Daniel Schwekendiek, an economic historian at South Korea's Sungkyunkwan University, said the country's position as one of the world's poorest countries while facing a communist North Korea made economic growth the most important priority for South Korean leaders. Making haste, though, sometimes came at the cost of public safety, with the collapse of a Seoul bridge in 1994 and a department store in 1995 still remembered as some of the biggest public disasters on record.

"Large-scale disasters such as the sinking of the Sewol tragically remind us that the economic versus social modernization gap has not been closed," Schwekendiek told UPI.

Yonhap reported in October that diminishing passenger revenue prompted the ship operator, Chonghaejin Marine Co., to overload cargo against regulations.

But Schwekendiek said that past disasters were not followed by critical voices that highlighted the negative effects of aggressive business interests.

Born into rural poverty

Like many South Koreans in the 1960s, Kim Young-oh, 46, was born into rural poverty, in an area that was so destitute there was "no access to transportation. Nothing to eat."


Kim, along with his siblings, was sent away from home to a city where he could attend school. He dropped out at age 15 – beginning what he said were decades of trouble with money.

When his first daughter, Yu-min, was born, Kim was beginning to struggle with his clothing store. He had borrowed substantially from banks, but was unable to pay his bills. He declared bankruptcy around the time of the 1997 Asian financial crisis.

It was money troubles, Kim said, that led to his divorce in 2003. After decades of wandering from one temporary job to another, in 2012 Kim had a breakthrough: a full-time position with benefits.

"I remember telling my daughter then," he said, "that I had good news...telling her that she can go to college now. We can afford to send her to university."

Kim said Yu-min was good with numbers, excelling in her math classes. Two months before the ferry sinking, they talked about a career in banking after graduation.

Things were looking up for his family, Kim said.

In search of Yu-min

On the morning of the accident, Kim and his ex-wife rushed to Jindo, where the rescue and recovery efforts were taking place.


"It took us eight days to be reunited with Yu-min," he said, recalling identifying the body and complying with DNA tests before they could claim her.

Kim said the rescue efforts were hindered by red tape, with rescuers denied entry into the waters to search for survivors and a lack of updates from the South Korean Coast Guard that left families speculating about the causes for the rescue's delay. Families like Kim's became frustrated, he said, as efforts were postponed.

According to separate reports from Stars and Stripes and Japan's Yomiuri Shimbun, the South Korean government declined offers of help from the U.S. Navy and Japan's Coast Guard.

Victims' families have sought answers about their government's inaction, but none have been given.

Park Chan-un, a law professor at Hanyang University, told UPI that it will not be easy to move forward with special investigations because South Korea's governing party has delayed providing answers that satisfy the victims' families, and a general mood of opposition and resentment has formed toward the activists in the media and among conservative South Koreans.

Kim, meanwhile, said he will push on for reform and answers from his government about regulatory oversight, a matter that the Korea Herald reported is being addressed in a new anti-corruption bill.

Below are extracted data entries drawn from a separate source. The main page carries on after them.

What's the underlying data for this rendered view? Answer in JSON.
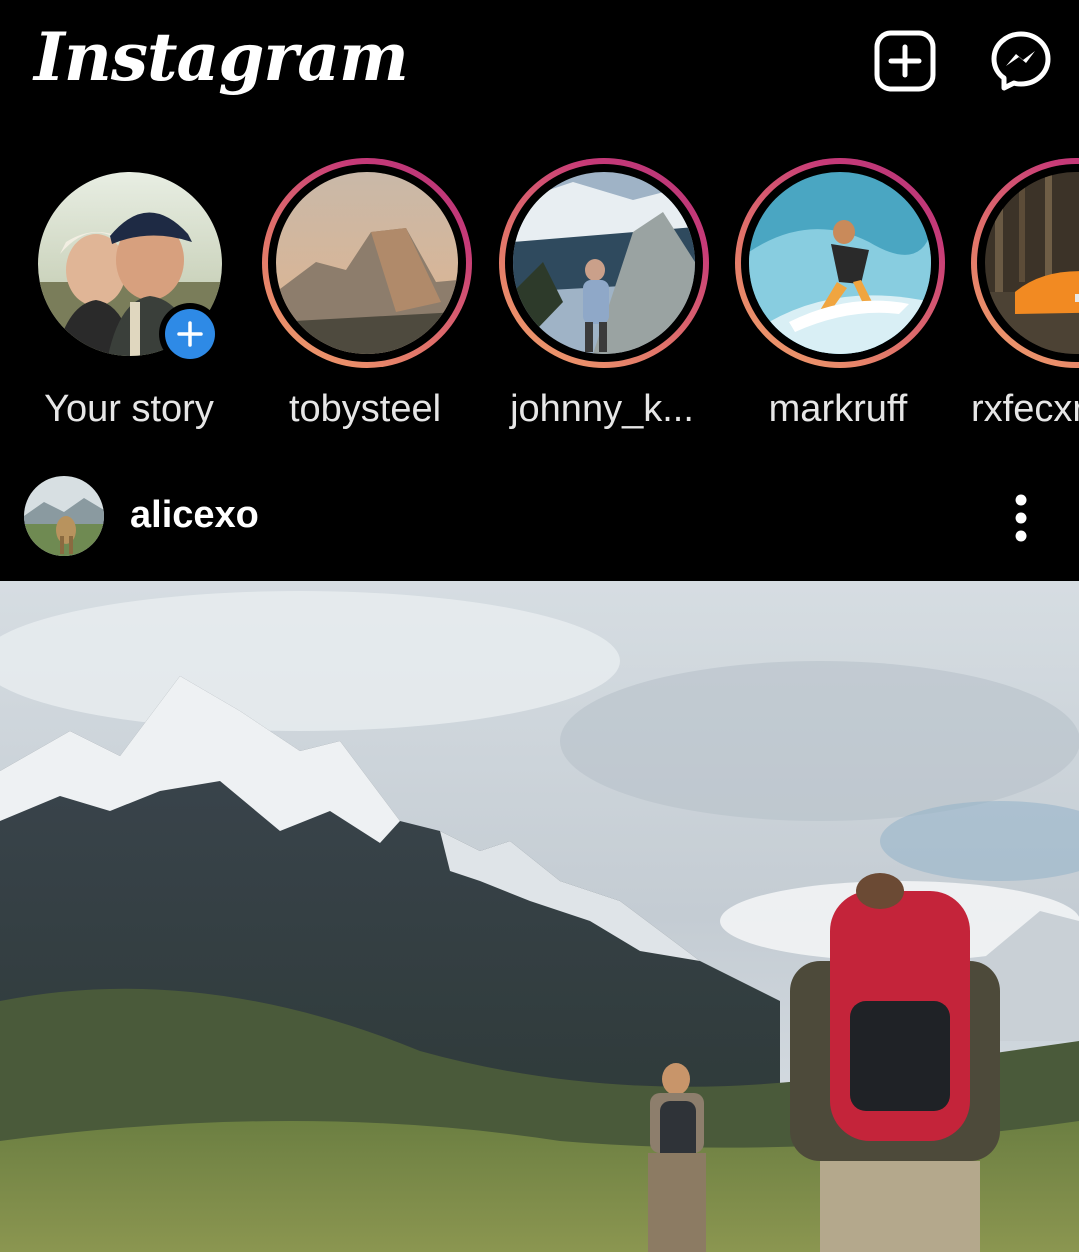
{
  "header": {
    "logo": "Instagram",
    "new_post_icon": "plus-square-icon",
    "messenger_icon": "messenger-icon"
  },
  "stories": [
    {
      "username": "Your story",
      "is_own": true
    },
    {
      "username": "tobysteel"
    },
    {
      "username": "johnny_k..."
    },
    {
      "username": "markruff"
    },
    {
      "username": "rxfecxr"
    }
  ],
  "post": {
    "username": "alicexo",
    "more_icon": "more-vertical-icon"
  },
  "colors": {
    "background": "#000000",
    "story_ring_start": "#f2a66b",
    "story_ring_end": "#b23478",
    "add_story_blue": "#2e8ae6"
  }
}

According to the Herald, initial findings revealed South Korean maritime officials received kickbacks from the Sewol's ship operator which may have contributed to the ferry violations.

"Before the tragedy, I had no idea how lax Korea's safety regulations were," Kim said.

"I have lost my daughter, but at the same time, I'm proud. Yu-min died for a movement to make Korea a better and safer society."